Depuis le 8 avril et jusqu’au 31 décembre, une exposition au musée Sandelin, intitulée «À Plume !», rend compte des efforts de ces passionnés à travers la présentation des volatiles restaurés, certains datant du XIXe siècle, sur le thème de leur reproduction. Pour les Journées du Patrimoine, les volontaires avaient un nouveau défi : permettre au public d’admirer les oiseaux au musée Dupuis. Marie-Josée, enseignante à la retraite, vient mettre la main à la pâte régulièrement depuis deux ans : «Je m’occupe surtout du nettoyage des oiseaux. On les a replacés en vitrine pour que les gens puissent les redécouvrir. Le dépoussiérage a pris beaucoup de temps, ce sont des pièces fragiles. On nettoie les yeux et les becs à l’aide d’une soufflerie, puis on leur met une belle étiquette et on les répertorie sur un logiciel », témoigne l’Amie du musée. Ils sont toujours 5 à 6 à travailler de concert avec les équipes du lieu.
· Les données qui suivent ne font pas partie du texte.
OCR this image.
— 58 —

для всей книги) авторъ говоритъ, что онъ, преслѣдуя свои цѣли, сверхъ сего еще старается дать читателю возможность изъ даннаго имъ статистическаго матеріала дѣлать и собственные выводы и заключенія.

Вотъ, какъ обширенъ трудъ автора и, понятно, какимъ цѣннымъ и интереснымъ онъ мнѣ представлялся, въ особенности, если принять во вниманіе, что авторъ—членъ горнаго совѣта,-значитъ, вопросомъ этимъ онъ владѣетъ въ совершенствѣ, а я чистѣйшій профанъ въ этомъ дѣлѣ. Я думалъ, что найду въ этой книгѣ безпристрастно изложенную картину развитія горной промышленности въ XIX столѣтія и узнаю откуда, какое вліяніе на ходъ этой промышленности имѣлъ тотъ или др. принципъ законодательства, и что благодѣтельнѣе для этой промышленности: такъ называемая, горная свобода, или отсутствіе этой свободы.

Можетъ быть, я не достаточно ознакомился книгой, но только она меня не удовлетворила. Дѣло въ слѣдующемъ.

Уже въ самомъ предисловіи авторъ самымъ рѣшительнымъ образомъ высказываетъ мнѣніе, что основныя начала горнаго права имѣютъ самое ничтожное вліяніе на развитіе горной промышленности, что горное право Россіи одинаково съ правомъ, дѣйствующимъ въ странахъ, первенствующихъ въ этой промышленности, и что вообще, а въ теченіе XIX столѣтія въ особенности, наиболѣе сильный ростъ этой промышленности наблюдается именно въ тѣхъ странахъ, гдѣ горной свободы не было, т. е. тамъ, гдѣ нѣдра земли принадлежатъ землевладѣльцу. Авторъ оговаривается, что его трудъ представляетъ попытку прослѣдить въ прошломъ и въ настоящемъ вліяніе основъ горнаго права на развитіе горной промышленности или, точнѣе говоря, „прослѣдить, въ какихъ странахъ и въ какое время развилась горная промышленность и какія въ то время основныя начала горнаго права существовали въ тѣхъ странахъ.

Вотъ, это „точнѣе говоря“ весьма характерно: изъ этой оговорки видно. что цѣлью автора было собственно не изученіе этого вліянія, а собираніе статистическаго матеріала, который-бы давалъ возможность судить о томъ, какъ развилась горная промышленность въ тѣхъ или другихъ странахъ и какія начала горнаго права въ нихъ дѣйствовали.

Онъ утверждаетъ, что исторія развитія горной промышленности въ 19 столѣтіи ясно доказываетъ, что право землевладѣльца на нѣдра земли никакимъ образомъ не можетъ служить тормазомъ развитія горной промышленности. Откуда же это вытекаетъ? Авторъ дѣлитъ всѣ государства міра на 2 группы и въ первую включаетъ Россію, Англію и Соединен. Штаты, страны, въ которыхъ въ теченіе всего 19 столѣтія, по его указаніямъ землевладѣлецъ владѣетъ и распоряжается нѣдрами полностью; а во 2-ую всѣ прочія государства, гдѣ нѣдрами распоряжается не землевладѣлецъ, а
Bien qu’elle n’ait pas complètement fini d’être inventoriée, la collection est estimée à 6800 spécimens. «C'est la plus plus intéressante de toutes», s'exclame Romain Saffré. La majorité n'a pas été rassemblée par Henri Dupuis mais par un autre collectionneur, décédé en 1917. L'ensemble du fonds a achevé d'être dépoussiéré il y a cinq mois. D'ici la fin de l'année, il devrait avoir été répertorié et rangé.

Un Ami des musées de Saint-Omer photographie des spécimens pour les inventorier. ©Musées de Saint-Omer

Une réouverture malgré tout impossible ?


Pour le conservateur des musées de Saint-Omer, les Journées du Patrimoine sont toujours l'occasion de faire connaître au public l'avancement des travaux. En 2019 et 2021, la cour, le jardin et la cuisine flamande étaient ouverts au public. En 2022, c'était le chantier des oiseaux in-situ, et cette année, les résultats dudit chantier donc.


En dépit du succès du musée Dupuis à cette nouvelle édition des Journées du Patrimoine, le musée ne semble pas prêt de rouvrir. « Un élu chargé de la culture était venu visiter en 2020, il avait été enthousiasmé, mais ça n’a rien donné », se souvient un témoin de l'événement. Car les devis pour rénover le musée, qui n’est pas classé aux Monuments historiques, contrairement à Sandelin, sont très élevés. « On ne peut pas reprocher à la municipalité de ne pas s’occuper de son patrimoine », reconnaît ce même acteur de la scène culturelle locale. À plusieurs reprises, Saint-Omer a été la commune de France qui investissait le plus pour son patrimoine comparé à son nombre d’habitants. Plusieurs millions d'euros ont été dépensés ces vingt dernières années en ce sens. Motte castrale médiévale, remparts du XVIIe siècle, églises… les chantiers ne manquent pas.

240 Audomarois ont à nouveau foulé le plancher du premier étage du musée Dupuis ce week-end. ©Musées de Saint-Omer

Ni l’agglomération, le département ou la région ne souhaitent pour l’instant financer les travaux de gros œuvre qui s’imposent - notamment au niveau du toit - pour une réouverture. Romain Saffré garde malgré tout espoir : « des lieux comme ça, il y en a quatre ou cinq en France, pas plus. Il faut les préserver ».